Observations
After using the synchronization mechanisms implemented by the QLock class to solve the Singleton problem on Windows (and more generally, the problem with the static initialization of mutexes on Windows), I discovered that QLock has some other important properties that made it attractive for other applications (including on UNIX). QLock::Mutex has a small memory footprint (one pointer), and a small initialization cost (that of initializing a pointer with 0). Additionally, when there is no contention, QLock is fast. If no wait is necessary, locking a QLock requires just one atomic instruction and no system calls. If there are no waiting threads, unlocking is also just one atomic instruction.
Furthermore, when there is contention, the cost of constructing event objects (or semaphores on UNIX) can be virtually eliminated by using a lock-free pool of allocated event objects.

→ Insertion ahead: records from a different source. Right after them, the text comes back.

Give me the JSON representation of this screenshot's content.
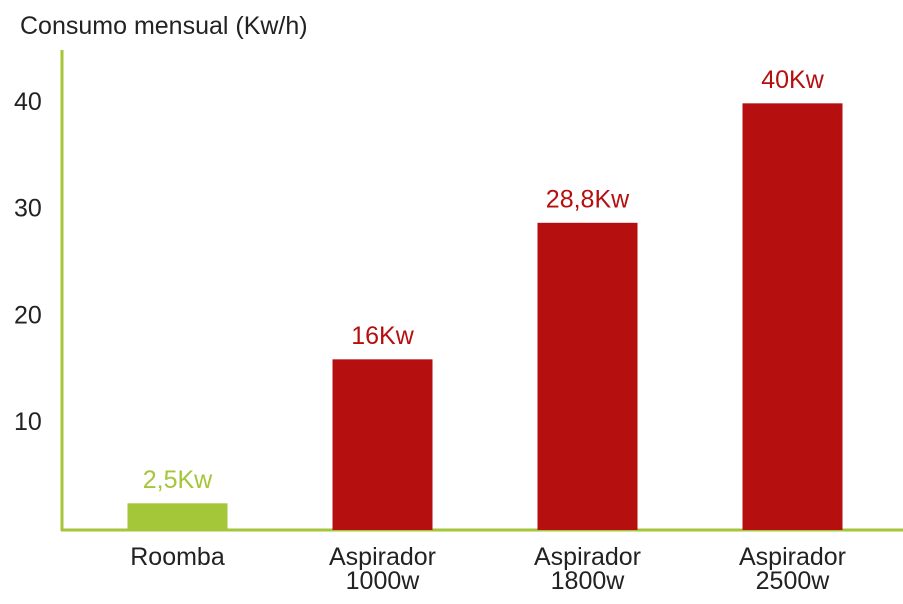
{
  "chart_data": {
    "type": "bar",
    "title": "Consumo mensual (Kw/h)",
    "categories": [
      "Roomba",
      "Aspirador\n1000w",
      "Aspirador\n1800w",
      "Aspirador\n2500w"
    ],
    "values": [
      2.5,
      16,
      28.8,
      40
    ],
    "value_labels": [
      "2,5Kw",
      "16Kw",
      "28,8Kw",
      "40Kw"
    ],
    "colors": [
      "#a4c639",
      "#b50f10",
      "#b50f10",
      "#b50f10"
    ],
    "ylim": [
      0,
      45
    ],
    "yticks": [
      10,
      20,
      30,
      40
    ],
    "grid": false
  }
}
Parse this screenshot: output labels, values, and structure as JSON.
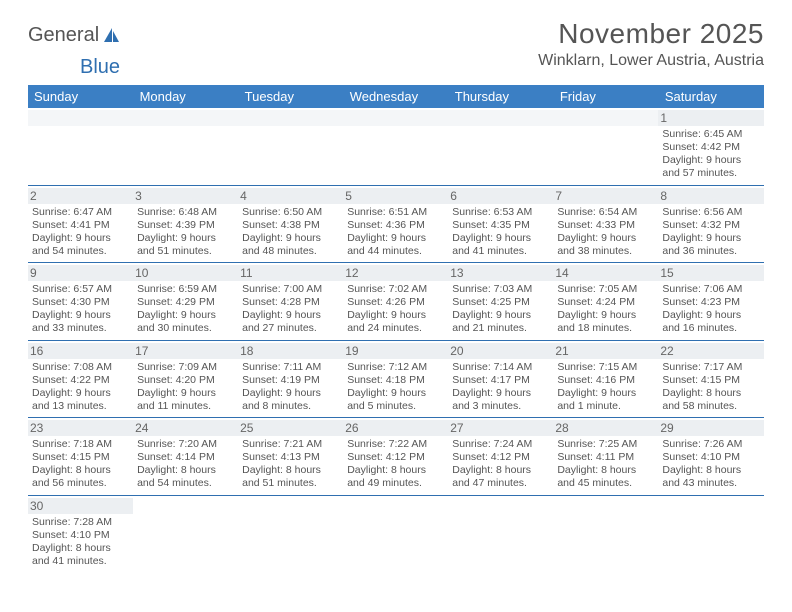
{
  "logo": {
    "text1": "General",
    "text2": "Blue"
  },
  "title": "November 2025",
  "location": "Winklarn, Lower Austria, Austria",
  "colors": {
    "header_bar": "#3b7fc4",
    "row_divider": "#2f6fb0",
    "daynum_bg": "#eceff2",
    "text": "#555555",
    "logo_blue": "#2f6fb0"
  },
  "weekdays": [
    "Sunday",
    "Monday",
    "Tuesday",
    "Wednesday",
    "Thursday",
    "Friday",
    "Saturday"
  ],
  "weeks": [
    [
      null,
      null,
      null,
      null,
      null,
      null,
      {
        "n": "1",
        "sr": "Sunrise: 6:45 AM",
        "ss": "Sunset: 4:42 PM",
        "dl1": "Daylight: 9 hours",
        "dl2": "and 57 minutes."
      }
    ],
    [
      {
        "n": "2",
        "sr": "Sunrise: 6:47 AM",
        "ss": "Sunset: 4:41 PM",
        "dl1": "Daylight: 9 hours",
        "dl2": "and 54 minutes."
      },
      {
        "n": "3",
        "sr": "Sunrise: 6:48 AM",
        "ss": "Sunset: 4:39 PM",
        "dl1": "Daylight: 9 hours",
        "dl2": "and 51 minutes."
      },
      {
        "n": "4",
        "sr": "Sunrise: 6:50 AM",
        "ss": "Sunset: 4:38 PM",
        "dl1": "Daylight: 9 hours",
        "dl2": "and 48 minutes."
      },
      {
        "n": "5",
        "sr": "Sunrise: 6:51 AM",
        "ss": "Sunset: 4:36 PM",
        "dl1": "Daylight: 9 hours",
        "dl2": "and 44 minutes."
      },
      {
        "n": "6",
        "sr": "Sunrise: 6:53 AM",
        "ss": "Sunset: 4:35 PM",
        "dl1": "Daylight: 9 hours",
        "dl2": "and 41 minutes."
      },
      {
        "n": "7",
        "sr": "Sunrise: 6:54 AM",
        "ss": "Sunset: 4:33 PM",
        "dl1": "Daylight: 9 hours",
        "dl2": "and 38 minutes."
      },
      {
        "n": "8",
        "sr": "Sunrise: 6:56 AM",
        "ss": "Sunset: 4:32 PM",
        "dl1": "Daylight: 9 hours",
        "dl2": "and 36 minutes."
      }
    ],
    [
      {
        "n": "9",
        "sr": "Sunrise: 6:57 AM",
        "ss": "Sunset: 4:30 PM",
        "dl1": "Daylight: 9 hours",
        "dl2": "and 33 minutes."
      },
      {
        "n": "10",
        "sr": "Sunrise: 6:59 AM",
        "ss": "Sunset: 4:29 PM",
        "dl1": "Daylight: 9 hours",
        "dl2": "and 30 minutes."
      },
      {
        "n": "11",
        "sr": "Sunrise: 7:00 AM",
        "ss": "Sunset: 4:28 PM",
        "dl1": "Daylight: 9 hours",
        "dl2": "and 27 minutes."
      },
      {
        "n": "12",
        "sr": "Sunrise: 7:02 AM",
        "ss": "Sunset: 4:26 PM",
        "dl1": "Daylight: 9 hours",
        "dl2": "and 24 minutes."
      },
      {
        "n": "13",
        "sr": "Sunrise: 7:03 AM",
        "ss": "Sunset: 4:25 PM",
        "dl1": "Daylight: 9 hours",
        "dl2": "and 21 minutes."
      },
      {
        "n": "14",
        "sr": "Sunrise: 7:05 AM",
        "ss": "Sunset: 4:24 PM",
        "dl1": "Daylight: 9 hours",
        "dl2": "and 18 minutes."
      },
      {
        "n": "15",
        "sr": "Sunrise: 7:06 AM",
        "ss": "Sunset: 4:23 PM",
        "dl1": "Daylight: 9 hours",
        "dl2": "and 16 minutes."
      }
    ],
    [
      {
        "n": "16",
        "sr": "Sunrise: 7:08 AM",
        "ss": "Sunset: 4:22 PM",
        "dl1": "Daylight: 9 hours",
        "dl2": "and 13 minutes."
      },
      {
        "n": "17",
        "sr": "Sunrise: 7:09 AM",
        "ss": "Sunset: 4:20 PM",
        "dl1": "Daylight: 9 hours",
        "dl2": "and 11 minutes."
      },
      {
        "n": "18",
        "sr": "Sunrise: 7:11 AM",
        "ss": "Sunset: 4:19 PM",
        "dl1": "Daylight: 9 hours",
        "dl2": "and 8 minutes."
      },
      {
        "n": "19",
        "sr": "Sunrise: 7:12 AM",
        "ss": "Sunset: 4:18 PM",
        "dl1": "Daylight: 9 hours",
        "dl2": "and 5 minutes."
      },
      {
        "n": "20",
        "sr": "Sunrise: 7:14 AM",
        "ss": "Sunset: 4:17 PM",
        "dl1": "Daylight: 9 hours",
        "dl2": "and 3 minutes."
      },
      {
        "n": "21",
        "sr": "Sunrise: 7:15 AM",
        "ss": "Sunset: 4:16 PM",
        "dl1": "Daylight: 9 hours",
        "dl2": "and 1 minute."
      },
      {
        "n": "22",
        "sr": "Sunrise: 7:17 AM",
        "ss": "Sunset: 4:15 PM",
        "dl1": "Daylight: 8 hours",
        "dl2": "and 58 minutes."
      }
    ],
    [
      {
        "n": "23",
        "sr": "Sunrise: 7:18 AM",
        "ss": "Sunset: 4:15 PM",
        "dl1": "Daylight: 8 hours",
        "dl2": "and 56 minutes."
      },
      {
        "n": "24",
        "sr": "Sunrise: 7:20 AM",
        "ss": "Sunset: 4:14 PM",
        "dl1": "Daylight: 8 hours",
        "dl2": "and 54 minutes."
      },
      {
        "n": "25",
        "sr": "Sunrise: 7:21 AM",
        "ss": "Sunset: 4:13 PM",
        "dl1": "Daylight: 8 hours",
        "dl2": "and 51 minutes."
      },
      {
        "n": "26",
        "sr": "Sunrise: 7:22 AM",
        "ss": "Sunset: 4:12 PM",
        "dl1": "Daylight: 8 hours",
        "dl2": "and 49 minutes."
      },
      {
        "n": "27",
        "sr": "Sunrise: 7:24 AM",
        "ss": "Sunset: 4:12 PM",
        "dl1": "Daylight: 8 hours",
        "dl2": "and 47 minutes."
      },
      {
        "n": "28",
        "sr": "Sunrise: 7:25 AM",
        "ss": "Sunset: 4:11 PM",
        "dl1": "Daylight: 8 hours",
        "dl2": "and 45 minutes."
      },
      {
        "n": "29",
        "sr": "Sunrise: 7:26 AM",
        "ss": "Sunset: 4:10 PM",
        "dl1": "Daylight: 8 hours",
        "dl2": "and 43 minutes."
      }
    ],
    [
      {
        "n": "30",
        "sr": "Sunrise: 7:28 AM",
        "ss": "Sunset: 4:10 PM",
        "dl1": "Daylight: 8 hours",
        "dl2": "and 41 minutes."
      },
      null,
      null,
      null,
      null,
      null,
      null
    ]
  ]
}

This pool works particularly well because the number of event objects required never exceeds the number of waiting threadsan inherently small number.
One common scenario in which QLock appears to be of great use is when you have a large collection of some kind of items that are accessed from multiple threads. To increase concurrency, it may be logically possible and desirable to maintain a mutex per item of the collection (instead of maintaining a single mutex for the entire collection). It is often the case, though, that the memory footprint and the initialization cost of a standard mutex or critical section would be prohibitive due to the (sometimes very large) size of the collection. QLock, because of its small size and negligible initialization cost, may be able to provide a viable solution to fine-grain locking.